The bronchial arteries normally arise from the descending thoracic aorta: Usually two left & one right bronchial artery.
They supply the tracheo-bronchial lymph nodes before entering the hilum of the lung on each side.
Apart from the normal bronchial arteries, anomalous arteries may arise from the descending thoracic aorta, or the abdominal aorta: single or multiple, unilateral or bilateral. These arteries shunt blood from the systemic circulation to the pulmonary circulation (left-to-right shunt).
The portion of the lung supplied by the anomalous artery may be in communication with the tracheo-bronchial tree, or sequestrated (non-communicating).
The sequestrated part does not have blood supply from the pulmonary arteries.
Sequestration usually occurs in the lower lung lobes.

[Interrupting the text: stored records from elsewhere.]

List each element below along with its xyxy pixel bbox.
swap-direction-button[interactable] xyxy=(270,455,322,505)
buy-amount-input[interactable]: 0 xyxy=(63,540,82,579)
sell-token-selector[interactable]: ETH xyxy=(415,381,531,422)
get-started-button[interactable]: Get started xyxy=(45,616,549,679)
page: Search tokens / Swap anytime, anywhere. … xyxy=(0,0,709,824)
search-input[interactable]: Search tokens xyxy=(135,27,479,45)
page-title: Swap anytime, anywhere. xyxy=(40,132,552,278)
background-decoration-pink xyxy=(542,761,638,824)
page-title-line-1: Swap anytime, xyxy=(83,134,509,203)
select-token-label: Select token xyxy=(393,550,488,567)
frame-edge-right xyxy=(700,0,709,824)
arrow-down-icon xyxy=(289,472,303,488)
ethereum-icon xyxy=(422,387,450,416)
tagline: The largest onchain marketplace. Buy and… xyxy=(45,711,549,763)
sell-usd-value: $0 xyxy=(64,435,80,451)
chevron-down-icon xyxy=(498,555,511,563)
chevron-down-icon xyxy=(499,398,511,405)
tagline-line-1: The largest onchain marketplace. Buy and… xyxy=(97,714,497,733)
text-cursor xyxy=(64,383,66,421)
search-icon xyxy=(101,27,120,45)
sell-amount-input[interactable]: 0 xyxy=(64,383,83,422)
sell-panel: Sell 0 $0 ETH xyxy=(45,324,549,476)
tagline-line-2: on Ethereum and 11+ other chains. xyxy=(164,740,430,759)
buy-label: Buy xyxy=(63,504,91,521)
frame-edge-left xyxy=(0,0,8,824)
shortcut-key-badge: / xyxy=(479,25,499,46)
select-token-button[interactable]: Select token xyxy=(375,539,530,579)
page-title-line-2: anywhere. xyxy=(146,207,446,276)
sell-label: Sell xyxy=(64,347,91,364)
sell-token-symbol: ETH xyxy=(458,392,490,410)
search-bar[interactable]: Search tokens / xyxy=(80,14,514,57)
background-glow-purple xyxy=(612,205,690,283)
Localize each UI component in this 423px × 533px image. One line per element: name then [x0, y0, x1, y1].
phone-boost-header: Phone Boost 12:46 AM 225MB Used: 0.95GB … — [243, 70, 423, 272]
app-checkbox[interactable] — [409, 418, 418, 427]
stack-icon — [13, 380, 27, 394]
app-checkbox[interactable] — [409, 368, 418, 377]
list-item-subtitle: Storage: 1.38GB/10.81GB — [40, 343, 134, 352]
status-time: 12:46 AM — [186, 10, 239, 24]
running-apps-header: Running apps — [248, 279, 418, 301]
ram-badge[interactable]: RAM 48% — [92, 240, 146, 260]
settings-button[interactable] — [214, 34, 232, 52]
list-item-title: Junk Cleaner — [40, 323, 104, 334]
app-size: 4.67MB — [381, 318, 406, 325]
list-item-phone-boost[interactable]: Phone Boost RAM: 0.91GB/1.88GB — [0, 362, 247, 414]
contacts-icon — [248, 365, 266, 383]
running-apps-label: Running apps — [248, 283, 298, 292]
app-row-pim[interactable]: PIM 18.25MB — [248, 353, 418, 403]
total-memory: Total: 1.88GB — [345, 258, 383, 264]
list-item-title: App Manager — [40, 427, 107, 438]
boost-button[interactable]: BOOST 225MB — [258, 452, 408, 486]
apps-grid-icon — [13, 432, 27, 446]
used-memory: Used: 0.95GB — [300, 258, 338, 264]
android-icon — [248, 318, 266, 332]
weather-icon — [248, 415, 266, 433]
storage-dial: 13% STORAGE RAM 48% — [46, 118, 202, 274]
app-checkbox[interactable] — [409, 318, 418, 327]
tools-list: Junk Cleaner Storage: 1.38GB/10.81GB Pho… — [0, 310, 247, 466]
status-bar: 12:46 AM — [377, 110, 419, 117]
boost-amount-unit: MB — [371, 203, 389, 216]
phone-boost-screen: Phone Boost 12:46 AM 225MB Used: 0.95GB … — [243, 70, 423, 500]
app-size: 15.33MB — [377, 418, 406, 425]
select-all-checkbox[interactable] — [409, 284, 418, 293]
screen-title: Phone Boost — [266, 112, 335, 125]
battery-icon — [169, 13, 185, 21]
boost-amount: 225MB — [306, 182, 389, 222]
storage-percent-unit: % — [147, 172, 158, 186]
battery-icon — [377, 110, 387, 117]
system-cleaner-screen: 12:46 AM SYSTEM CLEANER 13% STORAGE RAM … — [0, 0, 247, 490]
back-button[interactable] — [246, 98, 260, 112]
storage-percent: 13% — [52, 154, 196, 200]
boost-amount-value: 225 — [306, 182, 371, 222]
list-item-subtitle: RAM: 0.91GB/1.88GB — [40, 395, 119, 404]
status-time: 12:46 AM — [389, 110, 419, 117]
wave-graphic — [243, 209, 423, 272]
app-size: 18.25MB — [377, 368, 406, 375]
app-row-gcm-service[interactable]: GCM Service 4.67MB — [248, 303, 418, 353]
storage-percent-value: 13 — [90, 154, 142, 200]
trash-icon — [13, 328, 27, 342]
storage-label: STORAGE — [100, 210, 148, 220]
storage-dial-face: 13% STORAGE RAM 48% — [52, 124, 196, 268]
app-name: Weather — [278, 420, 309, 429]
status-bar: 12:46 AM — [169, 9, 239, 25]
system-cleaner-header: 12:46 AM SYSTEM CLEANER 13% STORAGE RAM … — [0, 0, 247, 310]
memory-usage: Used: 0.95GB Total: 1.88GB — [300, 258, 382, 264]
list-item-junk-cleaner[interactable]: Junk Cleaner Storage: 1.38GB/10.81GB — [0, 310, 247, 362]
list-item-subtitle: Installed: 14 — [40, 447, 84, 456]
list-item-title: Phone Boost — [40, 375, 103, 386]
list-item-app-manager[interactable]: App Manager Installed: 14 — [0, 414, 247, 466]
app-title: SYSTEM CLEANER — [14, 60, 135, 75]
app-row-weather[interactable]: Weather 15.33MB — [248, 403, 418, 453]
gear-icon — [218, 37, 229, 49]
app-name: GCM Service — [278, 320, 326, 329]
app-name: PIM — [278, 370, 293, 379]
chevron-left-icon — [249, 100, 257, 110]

- Small shunts: asymptomatic.
- Large shunts: CHF.
- With sequestration: recurrent infection of the sequestrated portion of the lung.
Thus; CHF, cardiomegaly, and recurrent chest infection, with no apparent cause should raise the possibility of anomalous lung arteries with sequestration.
- Pulmonary congestion.
- Lower lobe opacity of a sequestrated part.
LVH occurs in presence of significant shunt.
- The presence of manifestations of left-to-right shunt with normal oxygen saturation in the right side of the heart indicates an extra cardiac shunt.
- Aortography is diagnostic.
- In cases of sequestration: pulmonary angiography shows no branches to the sequestrated part.
- Pulmonary vascular obstructive (PVOD) and pulmonary hypertension (PHT) may develop in patients with large left-to-right shunts.
Treatment of CHF & chest infections.
- Symptomatic cases.
- Complicated cases.
- The anomalous artery is occluded by:
- catheter embolization.
- or surgical ligation.
- The sequestrated part of the lung is excised.